The vertical band of lop-sided fabric strips on the left hand side represents the bolts of fabric in our sewing rooms. :-)

Then it came time for the actual quilting. I am truly dismal at coming up with novel ideas for quilting motifs; I tend to "stay in the box" and this wall hanging was no exception. I stippled in the black background areas and the background behind the purple star. I outlined stitched many objects in the line drawing .. you can't see the quilting cuz it's black just like the lines, but it does give a slightly dimensional feel to the center of the quilt. I found some continuous line hearts, both vertical and horizontal, that I sized to fit the various sashing bands. (I did the resizing by computer: I scanned in the quilting motif, edited it in my graphics editor to the different sizes that I needed. I was quite pleased at how (relatively) painless this was.). The 'fabric bolt' band was quilting in a continuous line vine motif. I used Superior's Glitter thread for decorative stitching and Aurofil for the stippling. The finished size is 2' x 3'.

Cautionary tale:This wall-hanging has been positioned on a *north-facing* wall that never EVER EVER gets ANY sunlight. Ever. There's natural daylight in the room, of course, but sunlight NEVER hits this wall where the wall-hanging is.
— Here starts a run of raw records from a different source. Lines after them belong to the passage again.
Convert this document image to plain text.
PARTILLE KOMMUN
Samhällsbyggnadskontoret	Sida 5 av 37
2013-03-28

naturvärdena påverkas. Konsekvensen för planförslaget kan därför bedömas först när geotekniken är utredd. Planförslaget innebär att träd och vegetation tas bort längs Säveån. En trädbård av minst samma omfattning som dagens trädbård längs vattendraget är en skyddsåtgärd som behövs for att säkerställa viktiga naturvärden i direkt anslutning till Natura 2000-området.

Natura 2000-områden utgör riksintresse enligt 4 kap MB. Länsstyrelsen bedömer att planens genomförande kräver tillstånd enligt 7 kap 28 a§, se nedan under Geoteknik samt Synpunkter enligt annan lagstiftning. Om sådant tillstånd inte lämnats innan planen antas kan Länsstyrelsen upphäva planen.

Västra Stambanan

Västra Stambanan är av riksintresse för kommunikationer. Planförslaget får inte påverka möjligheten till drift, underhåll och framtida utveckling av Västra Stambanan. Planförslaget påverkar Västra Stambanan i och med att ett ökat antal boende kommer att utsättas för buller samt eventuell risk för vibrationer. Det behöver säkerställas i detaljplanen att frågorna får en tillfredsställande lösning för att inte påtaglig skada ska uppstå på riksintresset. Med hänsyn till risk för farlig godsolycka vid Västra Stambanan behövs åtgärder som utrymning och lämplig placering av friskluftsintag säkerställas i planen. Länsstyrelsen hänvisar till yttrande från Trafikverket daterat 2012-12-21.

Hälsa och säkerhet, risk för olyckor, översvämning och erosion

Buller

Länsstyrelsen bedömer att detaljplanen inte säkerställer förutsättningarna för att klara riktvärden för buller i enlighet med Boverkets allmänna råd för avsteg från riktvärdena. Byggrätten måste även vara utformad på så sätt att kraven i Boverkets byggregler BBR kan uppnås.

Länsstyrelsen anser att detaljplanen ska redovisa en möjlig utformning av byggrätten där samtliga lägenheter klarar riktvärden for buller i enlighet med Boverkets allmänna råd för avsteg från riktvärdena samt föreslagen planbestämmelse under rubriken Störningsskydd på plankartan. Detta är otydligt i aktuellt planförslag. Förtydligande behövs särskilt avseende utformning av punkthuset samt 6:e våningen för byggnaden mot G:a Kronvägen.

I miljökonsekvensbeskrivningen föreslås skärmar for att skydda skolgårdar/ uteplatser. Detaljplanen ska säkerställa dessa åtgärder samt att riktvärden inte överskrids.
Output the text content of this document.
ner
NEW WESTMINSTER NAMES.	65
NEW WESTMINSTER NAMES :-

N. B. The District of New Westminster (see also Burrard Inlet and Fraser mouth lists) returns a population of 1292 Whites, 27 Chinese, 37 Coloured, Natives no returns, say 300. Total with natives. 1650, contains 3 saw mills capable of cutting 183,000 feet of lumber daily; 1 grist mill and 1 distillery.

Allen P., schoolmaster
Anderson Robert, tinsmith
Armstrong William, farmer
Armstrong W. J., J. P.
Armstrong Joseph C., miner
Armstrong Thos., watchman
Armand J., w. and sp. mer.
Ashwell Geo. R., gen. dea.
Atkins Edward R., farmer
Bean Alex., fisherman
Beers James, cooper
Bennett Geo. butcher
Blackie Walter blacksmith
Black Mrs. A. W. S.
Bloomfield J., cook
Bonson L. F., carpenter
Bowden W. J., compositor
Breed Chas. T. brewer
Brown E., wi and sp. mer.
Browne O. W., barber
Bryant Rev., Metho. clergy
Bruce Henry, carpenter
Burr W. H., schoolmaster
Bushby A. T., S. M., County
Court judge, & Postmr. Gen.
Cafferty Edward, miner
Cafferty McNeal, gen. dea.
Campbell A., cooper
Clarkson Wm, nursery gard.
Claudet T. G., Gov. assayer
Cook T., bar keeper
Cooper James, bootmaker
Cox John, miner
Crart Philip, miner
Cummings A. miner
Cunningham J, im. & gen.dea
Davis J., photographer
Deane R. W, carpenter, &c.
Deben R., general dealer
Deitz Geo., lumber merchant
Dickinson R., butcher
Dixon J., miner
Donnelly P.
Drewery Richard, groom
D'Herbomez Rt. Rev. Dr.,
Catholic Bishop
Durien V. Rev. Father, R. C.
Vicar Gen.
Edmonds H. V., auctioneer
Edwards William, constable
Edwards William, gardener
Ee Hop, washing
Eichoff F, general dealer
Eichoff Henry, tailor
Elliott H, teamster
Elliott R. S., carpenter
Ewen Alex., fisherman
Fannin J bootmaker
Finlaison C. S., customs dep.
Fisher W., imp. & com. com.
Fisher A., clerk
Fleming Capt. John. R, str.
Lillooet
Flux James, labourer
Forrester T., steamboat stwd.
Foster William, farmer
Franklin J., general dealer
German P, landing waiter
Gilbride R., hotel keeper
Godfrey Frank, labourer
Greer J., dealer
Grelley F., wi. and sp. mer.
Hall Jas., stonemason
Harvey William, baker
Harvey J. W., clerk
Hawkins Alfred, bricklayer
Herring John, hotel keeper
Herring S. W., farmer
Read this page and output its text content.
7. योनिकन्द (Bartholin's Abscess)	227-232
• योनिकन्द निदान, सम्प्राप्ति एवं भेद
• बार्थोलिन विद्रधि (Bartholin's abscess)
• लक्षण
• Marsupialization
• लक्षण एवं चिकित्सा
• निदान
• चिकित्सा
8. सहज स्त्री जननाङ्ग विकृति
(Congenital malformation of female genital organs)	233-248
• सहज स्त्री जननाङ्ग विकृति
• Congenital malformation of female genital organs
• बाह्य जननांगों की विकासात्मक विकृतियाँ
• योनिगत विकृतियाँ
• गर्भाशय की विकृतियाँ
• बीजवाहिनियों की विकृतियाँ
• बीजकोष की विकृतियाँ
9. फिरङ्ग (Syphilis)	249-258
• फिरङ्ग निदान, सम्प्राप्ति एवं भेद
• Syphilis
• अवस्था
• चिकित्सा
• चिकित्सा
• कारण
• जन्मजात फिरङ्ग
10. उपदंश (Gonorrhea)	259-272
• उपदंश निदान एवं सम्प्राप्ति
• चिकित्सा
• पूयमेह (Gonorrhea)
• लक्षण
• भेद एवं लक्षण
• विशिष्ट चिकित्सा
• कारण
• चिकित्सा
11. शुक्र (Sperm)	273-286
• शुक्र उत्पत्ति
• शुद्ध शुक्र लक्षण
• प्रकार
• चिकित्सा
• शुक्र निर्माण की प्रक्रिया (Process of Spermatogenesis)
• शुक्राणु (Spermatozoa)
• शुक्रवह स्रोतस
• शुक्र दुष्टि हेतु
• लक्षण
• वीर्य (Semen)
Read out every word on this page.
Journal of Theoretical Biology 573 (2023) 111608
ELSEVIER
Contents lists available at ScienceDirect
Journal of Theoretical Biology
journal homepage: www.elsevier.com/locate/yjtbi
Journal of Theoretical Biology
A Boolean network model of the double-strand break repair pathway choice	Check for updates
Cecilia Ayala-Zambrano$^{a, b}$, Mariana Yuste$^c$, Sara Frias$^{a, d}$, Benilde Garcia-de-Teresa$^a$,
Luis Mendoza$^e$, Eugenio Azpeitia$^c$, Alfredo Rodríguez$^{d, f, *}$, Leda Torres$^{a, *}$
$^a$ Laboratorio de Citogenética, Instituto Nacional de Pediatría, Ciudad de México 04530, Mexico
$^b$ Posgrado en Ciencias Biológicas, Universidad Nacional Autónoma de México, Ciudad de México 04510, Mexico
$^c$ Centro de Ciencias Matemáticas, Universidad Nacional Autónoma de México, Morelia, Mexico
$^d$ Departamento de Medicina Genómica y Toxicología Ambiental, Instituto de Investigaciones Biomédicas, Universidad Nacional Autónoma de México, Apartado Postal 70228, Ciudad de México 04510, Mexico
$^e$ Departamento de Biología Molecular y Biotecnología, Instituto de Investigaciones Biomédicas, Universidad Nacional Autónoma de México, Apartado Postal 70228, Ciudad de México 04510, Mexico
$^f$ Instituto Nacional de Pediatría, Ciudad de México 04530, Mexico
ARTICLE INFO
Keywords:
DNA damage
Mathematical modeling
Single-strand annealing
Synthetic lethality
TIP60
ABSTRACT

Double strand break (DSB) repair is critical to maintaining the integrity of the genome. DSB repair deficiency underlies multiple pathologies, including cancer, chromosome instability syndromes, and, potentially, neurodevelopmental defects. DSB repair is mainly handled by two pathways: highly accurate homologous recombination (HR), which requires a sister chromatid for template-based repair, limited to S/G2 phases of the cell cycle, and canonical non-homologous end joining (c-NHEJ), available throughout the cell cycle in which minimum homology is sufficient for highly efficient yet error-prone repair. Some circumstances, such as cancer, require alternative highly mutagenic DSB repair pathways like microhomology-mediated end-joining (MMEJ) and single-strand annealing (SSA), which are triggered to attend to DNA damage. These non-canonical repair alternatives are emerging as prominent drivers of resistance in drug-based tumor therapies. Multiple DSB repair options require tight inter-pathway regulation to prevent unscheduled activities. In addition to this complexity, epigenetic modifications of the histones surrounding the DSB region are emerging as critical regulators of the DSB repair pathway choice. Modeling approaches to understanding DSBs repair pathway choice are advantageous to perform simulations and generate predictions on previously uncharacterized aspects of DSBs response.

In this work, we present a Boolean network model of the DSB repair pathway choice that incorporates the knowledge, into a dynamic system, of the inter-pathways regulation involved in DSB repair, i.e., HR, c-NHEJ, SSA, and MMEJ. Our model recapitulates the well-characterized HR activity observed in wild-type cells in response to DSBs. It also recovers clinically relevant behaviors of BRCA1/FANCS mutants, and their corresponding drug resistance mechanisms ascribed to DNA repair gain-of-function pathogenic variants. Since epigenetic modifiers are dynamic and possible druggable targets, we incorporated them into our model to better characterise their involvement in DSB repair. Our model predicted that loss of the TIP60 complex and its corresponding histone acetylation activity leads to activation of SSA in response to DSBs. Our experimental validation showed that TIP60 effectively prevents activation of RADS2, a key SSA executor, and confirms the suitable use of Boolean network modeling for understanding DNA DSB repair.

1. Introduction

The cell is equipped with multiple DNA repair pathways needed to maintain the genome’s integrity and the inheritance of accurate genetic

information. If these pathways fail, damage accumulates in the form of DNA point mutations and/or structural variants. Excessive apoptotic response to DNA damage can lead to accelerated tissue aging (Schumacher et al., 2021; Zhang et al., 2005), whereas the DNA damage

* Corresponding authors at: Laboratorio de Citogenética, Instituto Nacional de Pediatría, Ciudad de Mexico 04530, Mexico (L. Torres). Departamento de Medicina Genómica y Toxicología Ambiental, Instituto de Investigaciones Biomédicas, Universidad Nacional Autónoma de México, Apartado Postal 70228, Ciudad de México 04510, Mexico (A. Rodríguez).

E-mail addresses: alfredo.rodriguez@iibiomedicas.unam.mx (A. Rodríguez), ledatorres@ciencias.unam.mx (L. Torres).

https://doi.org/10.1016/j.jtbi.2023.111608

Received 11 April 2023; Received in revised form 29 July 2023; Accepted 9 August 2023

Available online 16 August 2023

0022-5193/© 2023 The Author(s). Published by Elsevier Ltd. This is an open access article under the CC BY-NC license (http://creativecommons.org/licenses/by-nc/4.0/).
So it was with considerable surprise that I realized, at some point, the black print fabric ... which just looked so wonderful ... has faded. Quite a bit, in fact. Look at this sad picture and compare it to the one at the top of the page:

What can I learn from this?

  • Maybe that indirect sunlight, eventhough it may never hit the fabric, can indeed cause fabric to fade? Could be.
  • More than likely, the ink used in making this print was sub-standard. Other than consistently buying quality goods, I don't know how to avoid this. Even then, you can't always be sure that Quilt Quality Fabric is going to be 100% terrific. (Some of Jinny Beyer's saturated colors come to mind ... no matter how many soaks in Retayne or Synthrapol or use of Color Catchers, some of her fabrics just bleed and bleed and bleed. And ya never know which ones when you're buying it.)